The detection of planets around other stars is undoubtedly one of the triumphs of modern astronomy. Not only do these planets prove that our solar system is not unique, they also reveal many new physical and dynamical characteristics that are unseen among the plants of our solar system and are unexplainable by the conventional theories of planet formation and dynamics. The challenges associated with these discoveries have made astronomers revisit planetary theories and have revolutionized our understanding of the formation and evolution of planetary systems.
Almost two decades after the discovery of the first extrasolar planet, and with now more than 700 of these objects having been discovered, these challenges still continue. On the observational front, despite breakthroughs such as imaging giant planets (e.g. HR 8799), detecting planets in Laplace resonance (e.g. GJ 876), and discovering planets in circumbinary orbits (e.g., Kepler 16b), a major shift has been made towards a more challenging task: detecting Earth-sized planets or super-Earths in the habitable zones of solar-type and smaller stars. Several large surveys such as HARPS, MEarth, M2K, and LCES, are already producing promising results using ground-based telescopes. The successful operation of the CoRoT and Kepler space telescopes is also making significant contributions by detecting several planets including Kepler 10b and the most prominent transiting super-Earth, CoRoT7b.
On the theoretical front, the challenges are even larger. Despite more than a decade of work on the formation and dynamical evolution of extrasolar planets, many fundamental issues are still unresolved. As in our solar system, it is not clear how extrasolar giant planets are formed. Nor is it fully understood how some of these planets acquired high orbital eccentricities, why some have very large semimajor axes, and in regard to the formation of terrestrial/habitable planets, it is not evident how the migration of giant planets affects the formation of smaller bodies in those systems. With the discovery of several super-Earths during the past few years, fundamental theoretical work is also underway to understand the interior dynamics of these bodies, as well as their atmospheres and magnetic fields, and the connections between these properties and the habitability of super-Earths and the possibility of the detection of their biosignatures.

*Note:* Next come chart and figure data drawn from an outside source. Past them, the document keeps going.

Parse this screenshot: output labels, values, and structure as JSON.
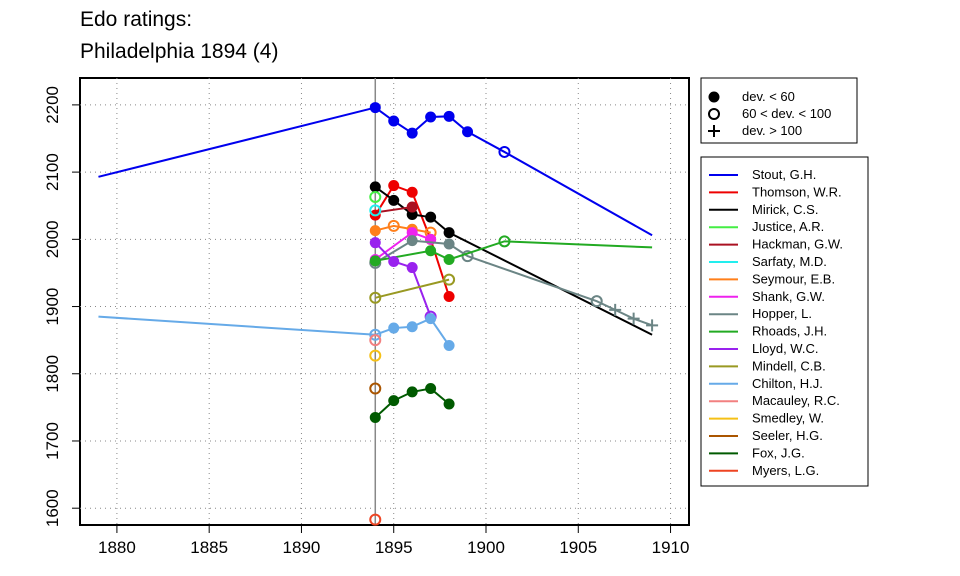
{
  "chart_data": {
    "type": "line",
    "title": "Edo ratings:",
    "subtitle": "Philadelphia 1894 (4)",
    "xlabel": "",
    "ylabel": "",
    "xlim": [
      1878,
      1911
    ],
    "ylim": [
      1575,
      2240
    ],
    "x_ticks": [
      1880,
      1885,
      1890,
      1895,
      1900,
      1905,
      1910
    ],
    "y_ticks": [
      1600,
      1700,
      1800,
      1900,
      2000,
      2100,
      2200
    ],
    "grid": true,
    "reference_line_x": 1894,
    "marker_legend": [
      {
        "label": "dev. < 60",
        "marker": "filled"
      },
      {
        "label": "60 < dev. < 100",
        "marker": "open"
      },
      {
        "label": "dev. > 100",
        "marker": "plus"
      }
    ],
    "legend_position": "right",
    "series": [
      {
        "name": "Stout, G.H.",
        "color": "#0000ee",
        "points": [
          [
            1879,
            2093,
            "none"
          ],
          [
            1894,
            2196,
            "filled"
          ],
          [
            1895,
            2176,
            "filled"
          ],
          [
            1896,
            2158,
            "filled"
          ],
          [
            1897,
            2182,
            "filled"
          ],
          [
            1898,
            2183,
            "filled"
          ],
          [
            1899,
            2160,
            "filled"
          ],
          [
            1901,
            2130,
            "open"
          ],
          [
            1909,
            2006,
            "none"
          ]
        ]
      },
      {
        "name": "Thomson, W.R.",
        "color": "#ee0000",
        "points": [
          [
            1894,
            2036,
            "filled"
          ],
          [
            1895,
            2080,
            "filled"
          ],
          [
            1896,
            2070,
            "filled"
          ],
          [
            1897,
            2000,
            "filled"
          ],
          [
            1898,
            1915,
            "filled"
          ]
        ]
      },
      {
        "name": "Mirick, C.S.",
        "color": "#000000",
        "points": [
          [
            1894,
            2078,
            "filled"
          ],
          [
            1895,
            2058,
            "filled"
          ],
          [
            1896,
            2037,
            "filled"
          ],
          [
            1897,
            2033,
            "filled"
          ],
          [
            1898,
            2010,
            "filled"
          ],
          [
            1909,
            1858,
            "none"
          ]
        ]
      },
      {
        "name": "Justice, A.R.",
        "color": "#44ee44",
        "points": [
          [
            1894,
            2063,
            "open"
          ]
        ]
      },
      {
        "name": "Hackman, G.W.",
        "color": "#aa1122",
        "points": [
          [
            1894,
            2040,
            "none"
          ],
          [
            1896,
            2048,
            "filled"
          ]
        ]
      },
      {
        "name": "Sarfaty, M.D.",
        "color": "#22eeee",
        "points": [
          [
            1894,
            2043,
            "open"
          ]
        ]
      },
      {
        "name": "Seymour, E.B.",
        "color": "#ff7f1a",
        "points": [
          [
            1894,
            2013,
            "filled"
          ],
          [
            1895,
            2020,
            "open"
          ],
          [
            1896,
            2015,
            "filled"
          ],
          [
            1897,
            2010,
            "open"
          ]
        ]
      },
      {
        "name": "Shank, G.W.",
        "color": "#ee22ee",
        "points": [
          [
            1894,
            1970,
            "filled"
          ],
          [
            1896,
            2010,
            "filled"
          ],
          [
            1897,
            2000,
            "filled"
          ]
        ]
      },
      {
        "name": "Hopper, L.",
        "color": "#6b8585",
        "points": [
          [
            1894,
            1965,
            "open"
          ],
          [
            1896,
            1998,
            "filled"
          ],
          [
            1898,
            1993,
            "filled"
          ],
          [
            1899,
            1975,
            "open"
          ],
          [
            1906,
            1908,
            "open"
          ],
          [
            1907,
            1895,
            "plus"
          ],
          [
            1908,
            1882,
            "plus"
          ],
          [
            1909,
            1872,
            "plus"
          ]
        ]
      },
      {
        "name": "Rhoads, J.H.",
        "color": "#22aa22",
        "points": [
          [
            1894,
            1968,
            "filled"
          ],
          [
            1897,
            1983,
            "filled"
          ],
          [
            1898,
            1970,
            "filled"
          ],
          [
            1901,
            1997,
            "open"
          ],
          [
            1909,
            1988,
            "none"
          ]
        ]
      },
      {
        "name": "Lloyd, W.C.",
        "color": "#9922ee",
        "points": [
          [
            1894,
            1995,
            "filled"
          ],
          [
            1895,
            1967,
            "filled"
          ],
          [
            1896,
            1958,
            "filled"
          ],
          [
            1897,
            1885,
            "open"
          ]
        ]
      },
      {
        "name": "Mindell, C.B.",
        "color": "#999922",
        "points": [
          [
            1894,
            1913,
            "open"
          ],
          [
            1898,
            1940,
            "open"
          ]
        ]
      },
      {
        "name": "Chilton, H.J.",
        "color": "#66aae8",
        "points": [
          [
            1879,
            1885,
            "none"
          ],
          [
            1894,
            1858,
            "open"
          ],
          [
            1895,
            1868,
            "filled"
          ],
          [
            1896,
            1870,
            "filled"
          ],
          [
            1897,
            1882,
            "filled"
          ],
          [
            1898,
            1842,
            "filled"
          ]
        ]
      },
      {
        "name": "Macauley, R.C.",
        "color": "#f28080",
        "points": [
          [
            1894,
            1850,
            "open"
          ]
        ]
      },
      {
        "name": "Smedley, W.",
        "color": "#f5c016",
        "points": [
          [
            1894,
            1827,
            "open"
          ]
        ]
      },
      {
        "name": "Seeler, H.G.",
        "color": "#aa5500",
        "points": [
          [
            1894,
            1778,
            "open"
          ]
        ]
      },
      {
        "name": "Fox, J.G.",
        "color": "#005a00",
        "points": [
          [
            1894,
            1735,
            "filled"
          ],
          [
            1895,
            1760,
            "filled"
          ],
          [
            1896,
            1773,
            "filled"
          ],
          [
            1897,
            1778,
            "filled"
          ],
          [
            1898,
            1755,
            "filled"
          ]
        ]
      },
      {
        "name": "Myers, L.G.",
        "color": "#ee4422",
        "points": [
          [
            1894,
            1583,
            "open"
          ]
        ]
      }
    ]
  }
}
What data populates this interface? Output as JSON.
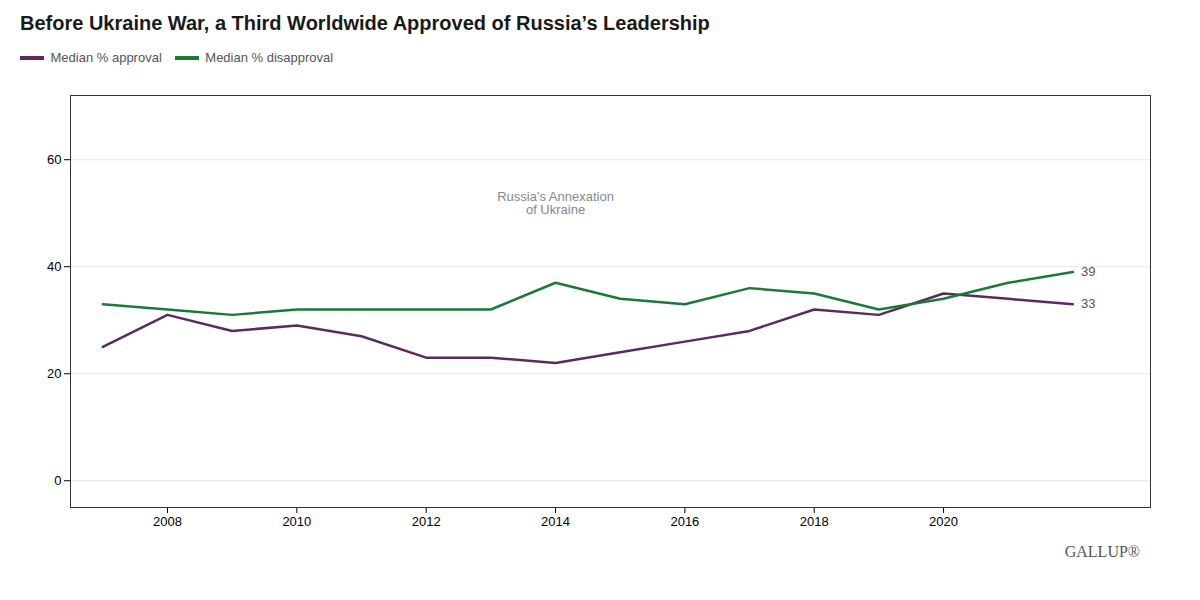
{
  "chart_data": {
    "type": "line",
    "title": "Before Ukraine War, a Third Worldwide Approved of Russia’s Leadership",
    "x": [
      2007,
      2008,
      2009,
      2010,
      2011,
      2012,
      2013,
      2014,
      2015,
      2016,
      2017,
      2018,
      2019,
      2020,
      2021,
      2022
    ],
    "series": [
      {
        "name": "Median % approval",
        "color": "#5c2a5e",
        "values": [
          25,
          31,
          28,
          29,
          27,
          23,
          23,
          22,
          24,
          26,
          28,
          32,
          31,
          35,
          34,
          33
        ]
      },
      {
        "name": "Median % disapproval",
        "color": "#1a7a3a",
        "values": [
          33,
          32,
          31,
          32,
          32,
          32,
          32,
          37,
          34,
          33,
          36,
          35,
          32,
          34,
          37,
          39
        ]
      }
    ],
    "annotations": [
      {
        "text": "Russia's Annexation\nof Ukraine",
        "x": 2014.0,
        "y": 54
      },
      {
        "text": "39",
        "x": 2022,
        "y": 39
      },
      {
        "text": "33",
        "x": 2022,
        "y": 33
      }
    ],
    "caption": "GALLUP®",
    "xlim": [
      2006.5,
      2023.2
    ],
    "xticks": [
      2008,
      2010,
      2012,
      2014,
      2016,
      2018,
      2020
    ],
    "ylim": [
      -5,
      72
    ],
    "yticks": [
      0,
      20,
      40,
      60
    ],
    "grid": true,
    "legend": "top left"
  }
}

With their continuing operation, the CoRoT and Kepler space telescopes are expected to pave the road for arriving at answers to many of these questions. By the time of IAU General Assembly in August 2012, CoRoT will have reached maturity and is expected to have discovered many more super-Earth planets. Kepler will also have been operating for more than three years, and given its capability in detecting Earth-like planets in the habitable zones of Sun-like and smaller stars, it is expected to have detected many potentially Earth-like planets. Similarly, with the rate at which small planets are detected by ground-based telescopes, many more ground-breaking discoveries are expected to be made by these surveys within the next two years. The General Assembly is therefore a very timely occasion to have a symposium on the advancements made in extrasolar planetary science, in particular on the formation and detection of terrestrial and habitable planets. The aim of the symposium is to have a diverse scientific program covering topics related to habitability and the challenges associated with the formation and detection of habitable planets. Our program consists of a series of invited talks and contributed oral and poster presentations through which speakers will present the current state of research on the habitability of Earth and the progress made towards its associated challenges. The symposium will also foster discussions on the implications of this research for detecting similar planets around other stars. This symposium is supported by the Division III (Planetary Systems Sciences) of the International Astronomical Union, and its Commission 51, Bioastronomy.